Tapi semua ledekan itu tidak bertahan lama berkat Bang Ragi. Kakak saya itu, meski hatinya begitu murni, dia tidak akan pernah tahan bersikap lunak pada siapa pun yang berani menyakiti keluarganya. Satu hari, di jam istirahat, dia tiba-tiba mendatangi kelas saya dan segera saja menghajar salah seorang murid laki-laki paling blangsak. Di antara semua murid yang pernah meledek saya, mulut bocah itu memang yang paling busuk.
Berkat aksi fenomenal Bang Ragi itu, tidak ada lagi yang berani mengusik saya, tapi tentu saja selalu ada ganjaran bagi pembuat keributan. Bapak mesti menghadap kepala sekolah. Rupanya cecunguk bermulut busuk itu adalah anak seorang pejabat daerah. Karena tidak mau urusan jadi panjang lebar, Bapak memutuskan mengangkut kami berdua ke sekolah lain yang jauh lebih steril dari bocah-bocah menyebalkan dengan backingan keluarga pejabat seperti laki-laki itu. Namun sayangnya, hidup saya tidak serta merta tenang setelah itu. Saya mendadak mesti menghadapi sesi lari keliling lapangan bola setiap Minggu pagi.
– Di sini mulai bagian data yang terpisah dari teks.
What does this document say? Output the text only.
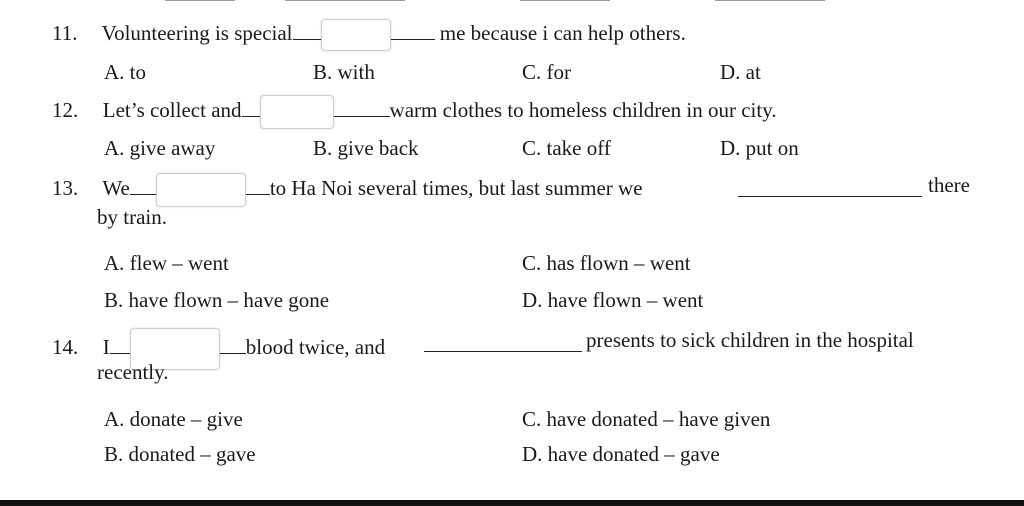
11. Volunteering is special	me because i can help others.
A. to	B. with	C. for	D. at
12. Let’s collect and	warm clothes to homeless children in our city.
A. give away	B. give back	C. take off	D. put on
13. We	to Ha Noi several times, but last summer we	there
by train.
A. flew – went	C. has flown – went
B. have flown – have gone	D. have flown – went
14. I	blood twice, and	presents to sick children in the hospital
recently.
A. donate – give	C. have donated – have given
B. donated – gave	D. have donated – gave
"Bian, kamu nggak mau kan dibully cupu lagi? Nggak mau kan bikin Bang Ragi ngehajar orang sampai bikin gigi orang itu patah? Nggak mau kan Bapak berurusan sama kepala sekolah lagi?"
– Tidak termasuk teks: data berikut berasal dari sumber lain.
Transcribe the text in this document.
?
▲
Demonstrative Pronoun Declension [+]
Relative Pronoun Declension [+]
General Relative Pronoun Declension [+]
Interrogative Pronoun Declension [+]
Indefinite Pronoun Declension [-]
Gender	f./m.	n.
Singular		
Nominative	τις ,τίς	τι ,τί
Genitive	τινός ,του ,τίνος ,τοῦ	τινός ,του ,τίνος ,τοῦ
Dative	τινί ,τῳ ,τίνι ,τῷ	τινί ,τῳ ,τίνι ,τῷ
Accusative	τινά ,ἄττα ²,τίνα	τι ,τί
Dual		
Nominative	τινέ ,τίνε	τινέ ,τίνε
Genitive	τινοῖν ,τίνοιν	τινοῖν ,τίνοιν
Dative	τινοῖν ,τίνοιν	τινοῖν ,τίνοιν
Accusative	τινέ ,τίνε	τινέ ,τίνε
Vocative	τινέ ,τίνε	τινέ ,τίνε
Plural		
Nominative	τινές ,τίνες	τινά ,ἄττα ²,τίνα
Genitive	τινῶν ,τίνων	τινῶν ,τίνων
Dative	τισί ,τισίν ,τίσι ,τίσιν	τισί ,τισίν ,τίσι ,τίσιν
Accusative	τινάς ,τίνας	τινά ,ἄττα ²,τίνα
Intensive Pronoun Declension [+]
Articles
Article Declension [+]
Saya yang saat itu berusia delapan tahun, dan merasa adalah dalang dari segala kekacauan yang terjadi, hanya bisa mengangguk pasrah.
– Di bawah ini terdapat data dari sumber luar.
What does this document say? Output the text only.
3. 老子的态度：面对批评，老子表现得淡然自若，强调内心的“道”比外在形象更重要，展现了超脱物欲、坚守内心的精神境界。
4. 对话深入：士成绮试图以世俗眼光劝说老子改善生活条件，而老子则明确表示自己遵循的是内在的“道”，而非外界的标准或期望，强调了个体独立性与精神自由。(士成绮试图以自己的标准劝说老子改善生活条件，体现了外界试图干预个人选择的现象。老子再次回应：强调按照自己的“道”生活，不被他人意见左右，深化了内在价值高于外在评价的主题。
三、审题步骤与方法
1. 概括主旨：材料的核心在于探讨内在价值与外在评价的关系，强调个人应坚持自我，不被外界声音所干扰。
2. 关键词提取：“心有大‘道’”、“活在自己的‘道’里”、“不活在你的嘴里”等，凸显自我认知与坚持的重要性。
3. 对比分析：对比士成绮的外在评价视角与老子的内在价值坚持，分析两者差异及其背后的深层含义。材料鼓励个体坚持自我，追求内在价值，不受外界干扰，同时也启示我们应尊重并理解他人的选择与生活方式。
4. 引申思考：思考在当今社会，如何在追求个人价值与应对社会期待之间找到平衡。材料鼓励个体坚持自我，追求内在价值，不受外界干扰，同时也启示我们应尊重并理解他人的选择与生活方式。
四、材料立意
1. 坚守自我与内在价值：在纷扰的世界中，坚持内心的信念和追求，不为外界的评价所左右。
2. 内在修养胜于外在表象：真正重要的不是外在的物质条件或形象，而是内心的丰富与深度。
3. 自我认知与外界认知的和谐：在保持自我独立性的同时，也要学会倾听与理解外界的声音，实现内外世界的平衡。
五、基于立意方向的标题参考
"Kalau gitu, mulai sekarang, setiap hari Minggu, kamu harus ikut Bang Ragi lari keliling lapangan sepak bola. Nanti kalau Bian berhasil lari satu puteran, Bapak bakal traktir es krim. Tapi kalau gagal? Ya berarti cuma Bang Ragi yang dapet es krim."
Tiga minggu pertama, saya gagal memenuhi tantangan itu. Dengan tubuh letih seperti ayam mau mati besok, saya hanya bisa meneguk ludah menyaksikan Bang Ragi menikmati es krim cokelat di sepanjang perjalanan pulang. Bang Ragi bukan abang yang kejam meski agak jahil dan nakal. Dia selalu ingin berbagi hadiah es krim cokelat itu dengan saya. Tapi Bapak tidak selunak itu. Entah bagaimana Bapak selalu berhasil menangkap momen disaat saya hendak meminta satu gigitan kecil es krim lezat milik Bang Ragi. Matanya akan langsung melotot yang berarti peringatan untuk jangan coba-coba menyentuh sesuatu yang bukan hak saya. Mulut saya yang sudah nyaris tak berjarak dengan dinginnya es krim, terpaksa mundur dengan tampang nelangsa.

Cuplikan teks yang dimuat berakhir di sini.